People v Hay
2022 NY Slip Op 04737 [207 AD3d 748] [207 AD3d 748]
July 27, 2022
Appellate Division, Second Department
Published by New York State Law Reporting Bureau pursuant to Judiciary Law § 431.
As corrected through Wednesday, August 31, 2022


[*1]
 The People of the State of New York, Respondent,
v
Rashan A. Hay, Appellant.

Patricia Pazner, New York, NY (Tammy E. Linn of counsel), for appellant, and appellant pro se.

Eric Gonzalez, District Attorney, Brooklyn, NY (Leonard Joblove and Anthea H. Bruffee of counsel), for respondent.

Appeal by the defendant from a judgment of the Supreme Court, Kings County (Evelyn J. Laporte, J.), rendered August 10, 2016, convicting him of burglary in the second degree as a sexually motivated felony, burglary in the second degree, attempted rape in the first degree, attempted assault in the third degree, and unlawful possession of marihuana, after a nonjury trial, and imposing sentence.

Ordered that the appeal from so much of the judgment as convicted the defendant of unlawful possession of marihuana is dismissed as academic; and it is further,

Ordered that the judgment is modified, on the law, by vacating the conviction of burglary in the second degree and the sentence imposed thereon, and dismissing that count of the indictment; as so modified, the judgment is affirmed insofar as reviewed.

The defendant only partially preserved for appellate review his challenge to the legal sufficiency of the evidence (see CPL 470.05 [2]).
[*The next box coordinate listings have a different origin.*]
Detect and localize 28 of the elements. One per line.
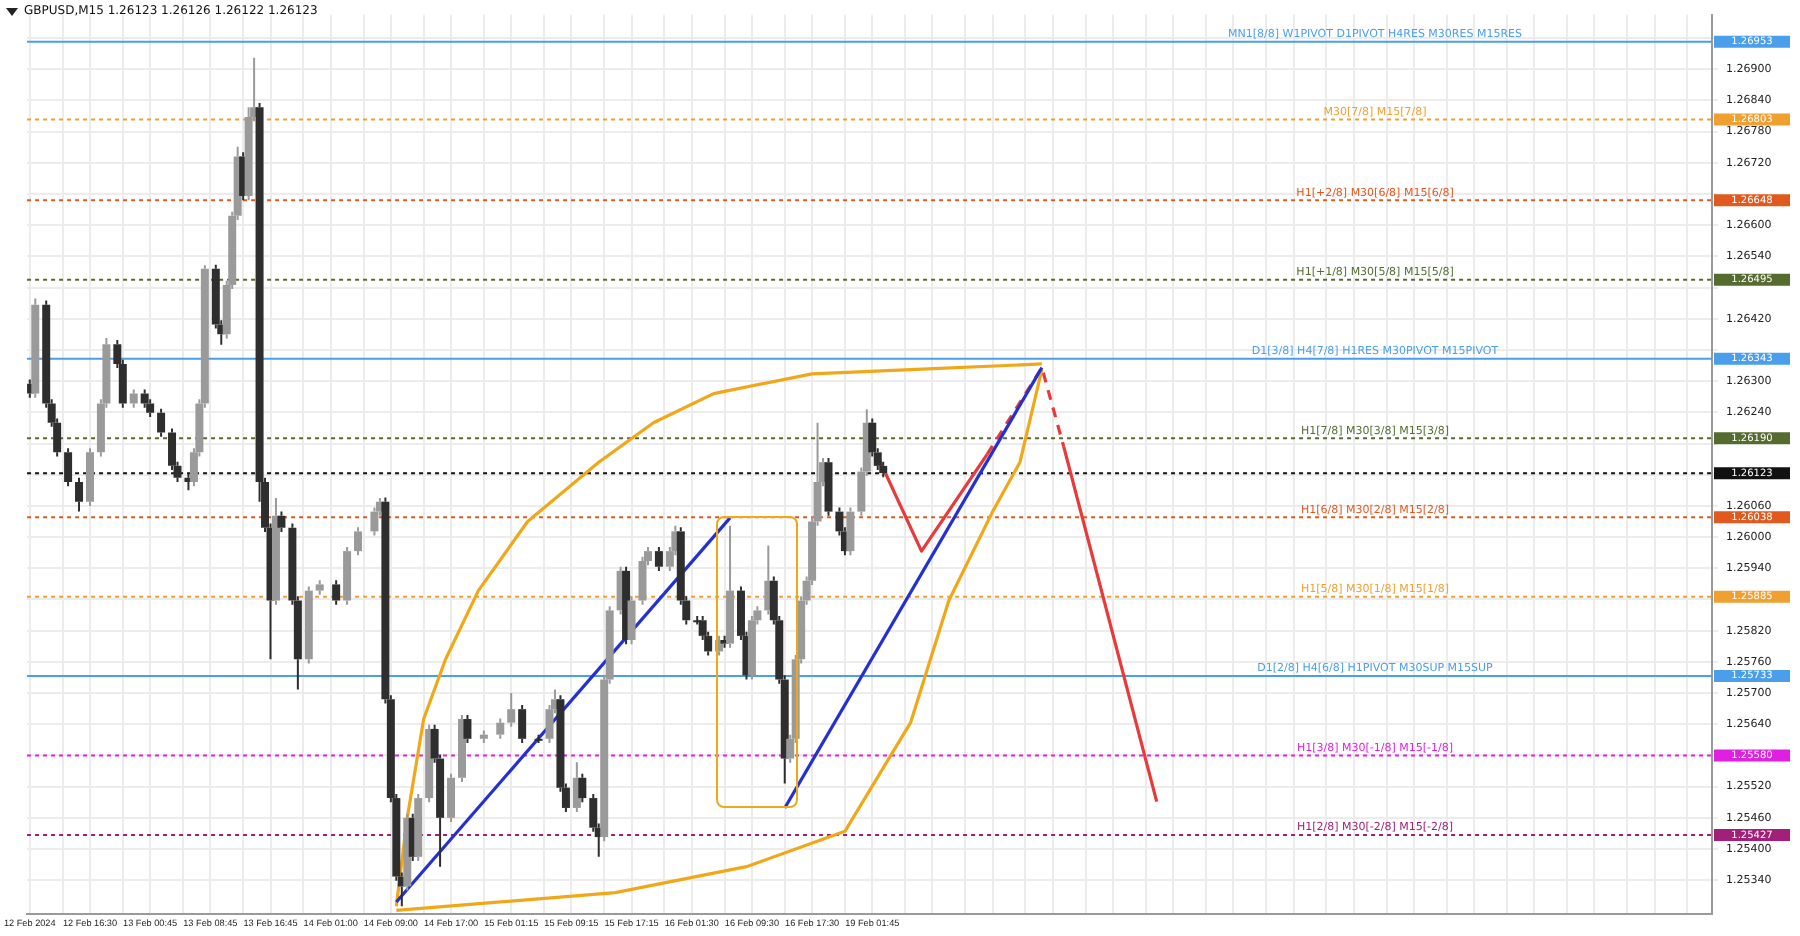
candlestick: [271, 497, 280, 606]
candlestick: [479, 729, 488, 744]
candlestick: [627, 595, 636, 646]
candlestick: [578, 772, 587, 804]
candlestick: [354, 526, 363, 557]
candlestick: [370, 506, 379, 537]
candlestick: [496, 717, 505, 740]
candlestick: [75, 476, 84, 513]
candlestick: [332, 579, 341, 606]
candlestick: [654, 545, 663, 572]
candlestick: [414, 792, 423, 862]
candlestick: [31, 297, 40, 399]
candlestick: [157, 407, 166, 438]
candlestick: [638, 555, 647, 606]
candlestick: [343, 545, 352, 606]
candlestick: [277, 510, 286, 533]
candlestick: [64, 447, 73, 488]
candlestick: [846, 506, 855, 557]
candlestick: [463, 713, 472, 744]
candlestick: [518, 704, 527, 744]
candlestick: [315, 579, 324, 596]
candlestick: [140, 388, 149, 409]
candlestick: [726, 524, 735, 649]
candlestick: [129, 388, 138, 409]
candlestick: [447, 772, 456, 823]
candlestick: [507, 692, 516, 728]
candlestick: [85, 447, 94, 507]
candlestick: [304, 585, 313, 665]
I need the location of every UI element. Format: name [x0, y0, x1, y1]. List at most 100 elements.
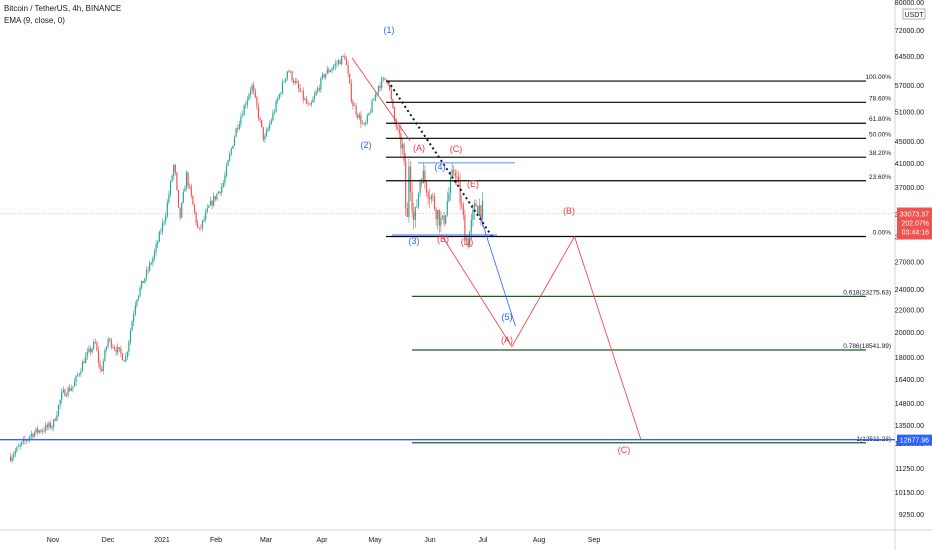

In any event, viewing the evidence in the light most favorable to the prosecution (see People v Contes, 60 NY2d 620, 621 [1983]), we find that it was legally sufficient to establish the defendant's guilt beyond a reasonable doubt. Moreover, in fulfilling our responsibility to conduct an independent review of the weight of the evidence (see CPL 470.15 [5]; People v Danielson, 9 NY3d 342, 348 [2007]), we nevertheless accord great deference to the factfinder's opportunity to view the witnesses, hear the testimony, and observe demeanor (see People v Mateo, 2 NY3d 383 [2004]; People v Bleakley, 69 NY2d 490, 495 [1987]). Upon reviewing the record here, we are satisfied that the verdict of guilt was not against the weight of the evidence (see People v Romero, 7 NY3d 633 [2006]).

The defendant's contention with respect to the duration of the order of protection is unpreserved for appellate review, since the defendant did not raise it at sentencing or move to amend the order (see People v Nieves, 2 NY3d 310, 316-317 [2004]; People v Sutki S., 185 AD3d 610, 611-612 [2020]; People v Rodriguez, 157 AD3d 971 [2018]), and we decline to reach it in the exercise of our interest of justice jurisdiction.

The defendant's conviction of unlawful possession of marihuana " 'became a nullity by operation of law, independently of any appeal, and without requiring any action by this [c]ourt,' " pursuant to CPL 160.50 (5) (as added by L 2019, ch 131 [eff Aug. 28, 2019]) (People v Johnson, 73 [*2]Misc 3d 127[A], 2021 NY Slip Op 50885[U], *2 [App Term, 2d Dept, 2d, 11th & 13th Jud Dists 2021], quoting People v Disano, 67 Misc 3d 131[A], 2020 NY Slip Op 59439[U], *1 [App Term, 1st Dept 2020]). Consequently, the appeal from so much of the judgment as convicted the defendant of unlawful possession of marihuana must be dismissed as academic (see People v Johnson, 73 Misc 3d 127[A], 2021 NY Slip Op 50885[U], *2 [2021]; People v Disano, 67 Misc 3d 131[A], 2020 NY Slip Op 59439[U], *1 [2020]).

The People correctly concede that the defendant's conviction of burglary in the second degree and the sentence imposed thereon, must be vacated, and that count of the indictment dismissed, as it is an inclusory concurrent count of burglary in the second degree as a sexually motivated felony (see People v Jackson, 144 AD3d 945, 946 [2016]).

The defendant's remaining contentions, including those raised in his pro se supplemental brief, are without merit. Barros, J.P., Rivera, Miller and Dowling, JJ., concur.